# Defining MLP

In [1]:
import os
os.chdir('C:/Users/Mikol/OneDrive\Documents - one drive/PW/6 SEM/Metody Inteligencji obliczeniowej/Computational_Intelligence_Methods')
print(os.getcwd())

C:\Users\Mikol\OneDrive\Documents - one drive\PW\6 SEM\Metody Inteligencji obliczeniowej\Computational_Intelligence_Methods


In [55]:
# to do
# dodanie wykresow danych
# sprobowanie dobrania wag na podstawie wizualizacji
# ipywidgets
# networkx
# einops
# nnanddl.com
# m.nielsen

In [20]:
import numpy as np
import pandas as pd 

In [21]:
def sigmoid(x):
    return 1 / (1 + np.exp(-x))

In [22]:
def sigmoid_derivative(x):
    # Corrected sigmoid derivative to properly compute the derivative
    return sigmoid(x) * (1 - sigmoid(x))

In [23]:
def mse(predictions, targets):
    return np.mean((predictions - targets) ** 2)

In [58]:
class MLP:
    def __init__(self, layer_sizes,function='sigmoid'):
        self.layer_sizes = layer_sizes
        self.weights = [np.random.randn(y, x) * np.sqrt(2. / x)
                        for x, y in zip(layer_sizes[:-1], layer_sizes[1:])]
        self.biases = [np.random.randn(y, 1) for y in layer_sizes[1:]]

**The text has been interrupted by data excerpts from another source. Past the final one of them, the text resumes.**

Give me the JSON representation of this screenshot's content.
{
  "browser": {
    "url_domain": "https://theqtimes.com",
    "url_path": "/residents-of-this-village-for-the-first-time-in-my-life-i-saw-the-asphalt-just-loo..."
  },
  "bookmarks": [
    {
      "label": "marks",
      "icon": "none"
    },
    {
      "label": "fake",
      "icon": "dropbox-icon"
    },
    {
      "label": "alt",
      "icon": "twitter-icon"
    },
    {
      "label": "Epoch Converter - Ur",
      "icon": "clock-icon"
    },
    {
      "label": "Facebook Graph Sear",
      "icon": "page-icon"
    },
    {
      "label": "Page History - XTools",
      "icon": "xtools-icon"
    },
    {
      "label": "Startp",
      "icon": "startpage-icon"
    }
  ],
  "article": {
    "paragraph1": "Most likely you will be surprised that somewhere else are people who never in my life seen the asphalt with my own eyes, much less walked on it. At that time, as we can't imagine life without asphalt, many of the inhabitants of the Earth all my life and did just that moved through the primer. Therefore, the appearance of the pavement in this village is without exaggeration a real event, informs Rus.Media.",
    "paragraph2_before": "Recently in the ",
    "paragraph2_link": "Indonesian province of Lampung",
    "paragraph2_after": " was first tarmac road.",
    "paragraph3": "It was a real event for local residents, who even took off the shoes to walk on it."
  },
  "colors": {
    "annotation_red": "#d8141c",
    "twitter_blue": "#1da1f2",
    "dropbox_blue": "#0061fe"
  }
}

        print(self.weights)

    def print_final_weights_and_biases(self):
        print("Final Weights and Biases:")
        for i, (w, b) in enumerate(zip(self.weights, self.biases)):
            print(f"Layer {i + 1} Weights:\n{w}")
            print(f"Layer {i + 1} Biases:\n{b}")

    def feedforward(self, a):
        activations = [a]  # Stores all activations
        for b, w in zip(self.biases[:-1], self.weights[:-1]):
            a = function(np.dot(w, a)+ b) 
            activations.append(a)
        # Linear activation for the last layer
        a = np.dot(self.weights[-1], a) + self.biases[-1]
        activations.append(a)
        return activations[-1], activations  # Return final activation and all activations

    def backprop(self, x, y):
        nabla_w = [np.zeros(w.shape) for w in self.weights]
        nabla_b = [np.zeros(b.shape) for b in self.biases]
        final_output, activations = self.feedforward(x)
        zs = [np.dot(w, act) + b for w, b, act in zip(self.weights, self.biases, activations[:-1])]  # Z values

        # Output layer error
        delta = self.cost_derivative(final_output, y)
        nabla_b[-1] = delta
        nabla_w[-1] = np.dot(delta, activations[-2].T)

        # Backpropagate the error
        for l in range(2, len(self.layer_sizes)):
            sp = sigmoid_derivative(zs[-l])
            delta = np.dot(self.weights[-l + 1].T, delta) * sp
            nabla_b[-l] = delta
            nabla_w[-l] = np.dot(delta, activations[-l - 1].T)

        return nabla_w, nabla_b

    def update_mini_batch(self, mini_batch, learning_rate, lambda_, n):
        nabla_w = [np.zeros(w.shape) for w in self.weights]
        nabla_b = [np.zeros(b.shape) for b in self.biases]
        for x, y in mini_batch:
            delta_nabla_w, delta_nabla_b = self.backprop(x, y)
            nabla_w = [nw + dnw for nw, dnw in zip(nabla_w, delta_nabla_w)]
            nabla_b = [nb + dnb for nb, dnb in zip(nabla_b, delta_nabla_b)]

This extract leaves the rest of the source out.